Blinder sought immediate judicial review in the Court of Chancery contending, essentially, that, as a matter of law, the Commissioner was without authority to impose sanctions based on the evidence presented. The Chancellor, in passing on Blinder’s request for a preliminary injunction, found it reasonably probable that Blinder would succeed in demonstrating that the Commissioner’s decision lacked statutory authority. In effect, the Chancellor concluded that none of the five disciplinary proceedings could form a statutory basis for sanctions because they were either stale (the Colorado and Wisconsin orders) or not final (the Nebraska and SEC orders). As a result the Chancellor stayed the effectiveness of the suspension order, pending a final ruling on Blinder’s request for injunctive relief. Blinder, Robinson & Co. v. Bruton, Del. Ch., C.A. No. 9096, Allen, C. (July 17, 1987) [1987 WL 14750],

In a later ruling, the Chancellor focused on only one of the five statutory triggers and concluded that the Commissioner’s disciplinary action was sustainable as to the reporting of the Wisconsin injunction. 3 The Chancellor determined that Blinder’s failure to provide the Commissioner with sufficient information concerning the disciplinary action on its Broker-Dealer (“B/D”) filings constituted a statutory trigger under section 7316(a)(4) notwithstanding the equivocal position of the State.
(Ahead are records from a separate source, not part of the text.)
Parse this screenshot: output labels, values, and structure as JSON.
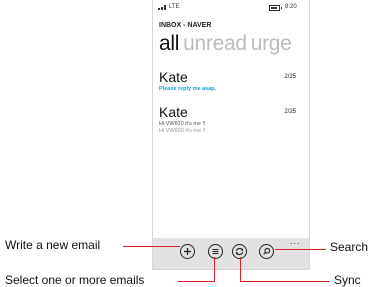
{
  "status_bar": {
    "network": "LTE",
    "time": "8:20"
  },
  "account_title": "INBOX - NAVER",
  "pivots": {
    "active": "all",
    "items": [
      "unread",
      "urge"
    ]
  },
  "messages": [
    {
      "sender": "Kate",
      "date": "2/25",
      "preview": "Please reply me asap."
    },
    {
      "sender": "Kate",
      "date": "2/25",
      "preview": "Hi VW820 it's me !!",
      "preview2": "Hi VW820 it's me !!"
    }
  ],
  "app_bar": {
    "buttons": [
      {
        "icon": "plus-icon"
      },
      {
        "icon": "list-icon"
      },
      {
        "icon": "sync-icon"
      },
      {
        "icon": "search-icon"
      }
    ],
    "more": "..."
  },
  "callouts": {
    "new_email": "Write a new email",
    "select": "Select one or more emails",
    "search": "Search",
    "sync": "Sync"
  },
  "colors": {
    "accent": "#1aa0cf",
    "callout_line": "#e0202a",
    "app_bar": "#e2e2e2"
  }
}
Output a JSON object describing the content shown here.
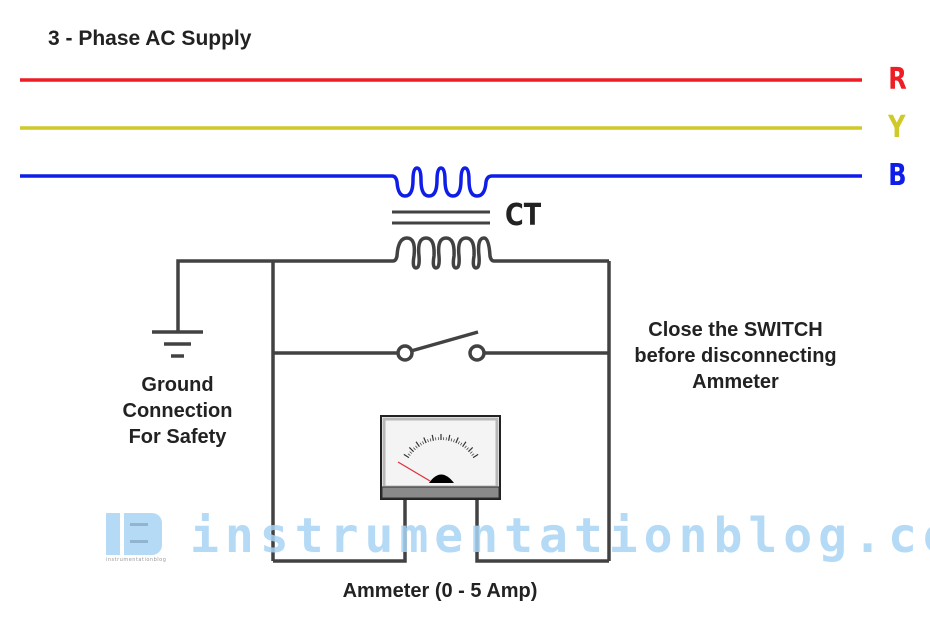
{
  "title": "3 - Phase AC Supply",
  "phases": [
    {
      "label": "R",
      "color": "#ee1c24"
    },
    {
      "label": "Y",
      "color": "#cfc92a"
    },
    {
      "label": "B",
      "color": "#0e1de8"
    }
  ],
  "ct_label": "CT",
  "ground_label": [
    "Ground",
    "Connection",
    "For Safety"
  ],
  "switch_note": [
    "Close the SWITCH",
    "before disconnecting",
    "Ammeter"
  ],
  "ammeter_label": "Ammeter (0 - 5 Amp)",
  "watermark": {
    "logo": "IB",
    "text": "instrumentationblog.com",
    "subtext": "instrumentationblog"
  },
  "colors": {
    "wire": "#424242",
    "watermark": "#a9d4f5",
    "needle": "#e0303a"
  }
}
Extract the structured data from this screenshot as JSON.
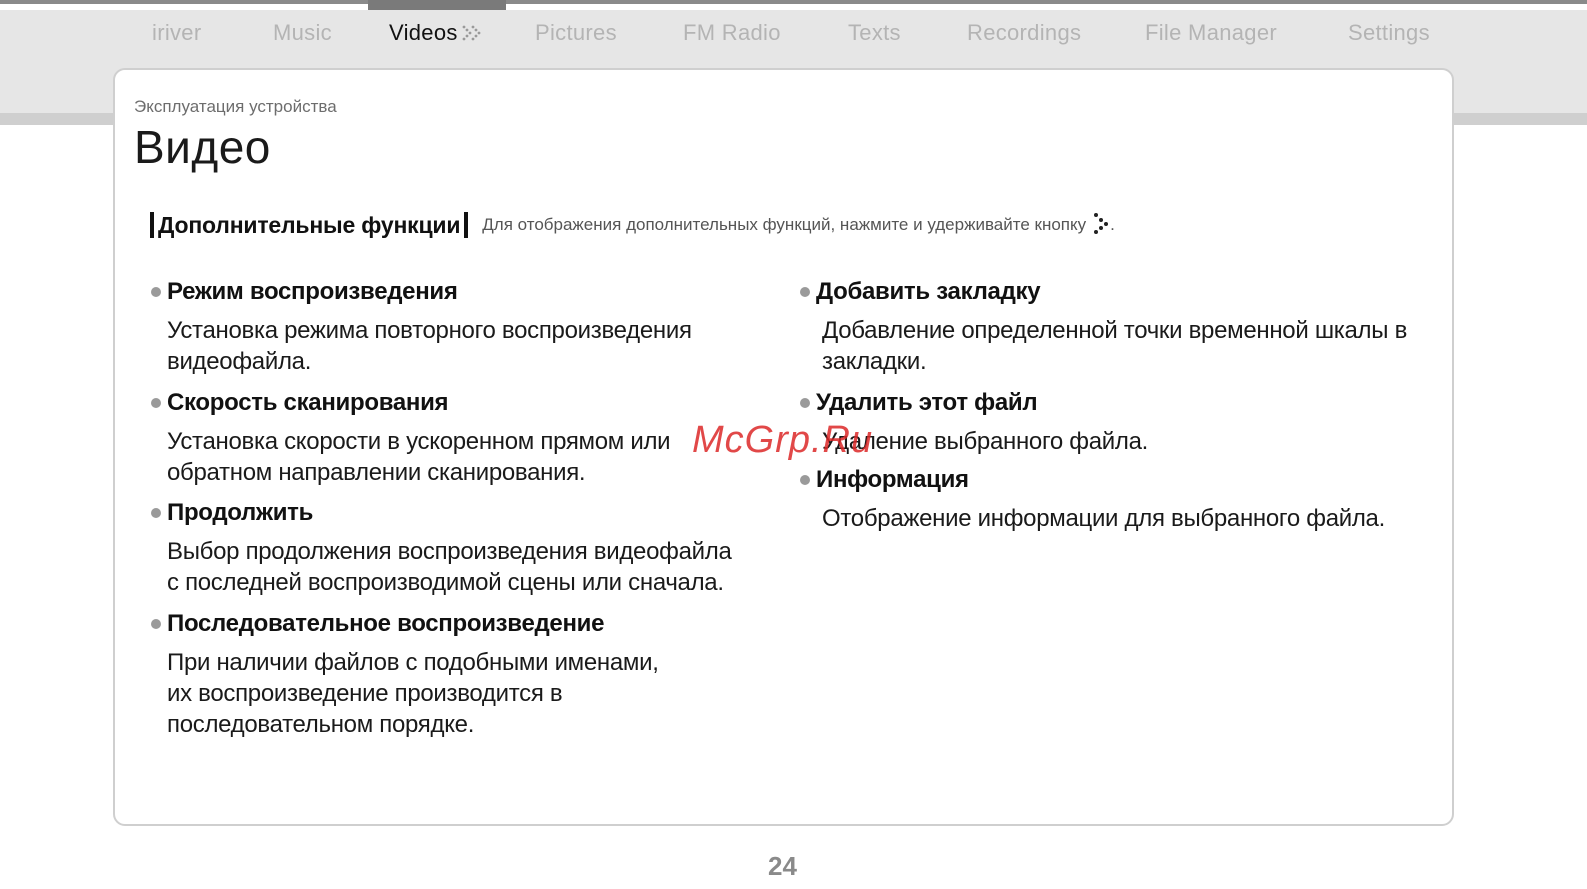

The Chancellor affirmed the two year suspension, finding the administrative procedure under which the violation was adjudicated “fundamentally fair”. Blinder, Robinson & Co. v. Bruton, Del. Ch., C.A. No. 9096, Allen, C. (March 31, 1988) [1988 WL 32375]. Blinder appeals from this ruling.

II

In seeking reversal of the Court of Chancery’s affirmance of the suspension order, *470 Blinder contends that the Wisconsin order could not form the basis for sanctions because it was not misleading and, in any event, the deficiency was not relied upon by the Commissioner as a statutory predicate for discipline. Blinder also claims that the administrative proceedings lacked due process and that the Commissioner’s refusal to accept the State’s concession was arbitrary. Finally, Blinder attacks the Chancellor’s acceptance of the two year suspension imposed by the Commissioner despite the affirmance of only one substantive violation.

A.

Before addressing the merits of Blinder’s contentions, we consider the standard of review of decisions by the Commissioner. Because of the area subject to regulation and the need for injunctive relief in enforcement, the Act designates the Court of Chancery as the forum for judicial review. 6 Del. C. § 7324(a). 4 The statutory standard which renders conclusive the Commissioner’s findings of fact “if supported by competent, material and substantial evidence” is not unlike the traditional test for review of factual findings of administrative agencies. See Searles v. Darling, Del.Supr., 83 A.2d 96, 99 (1951). While 6 Del. C.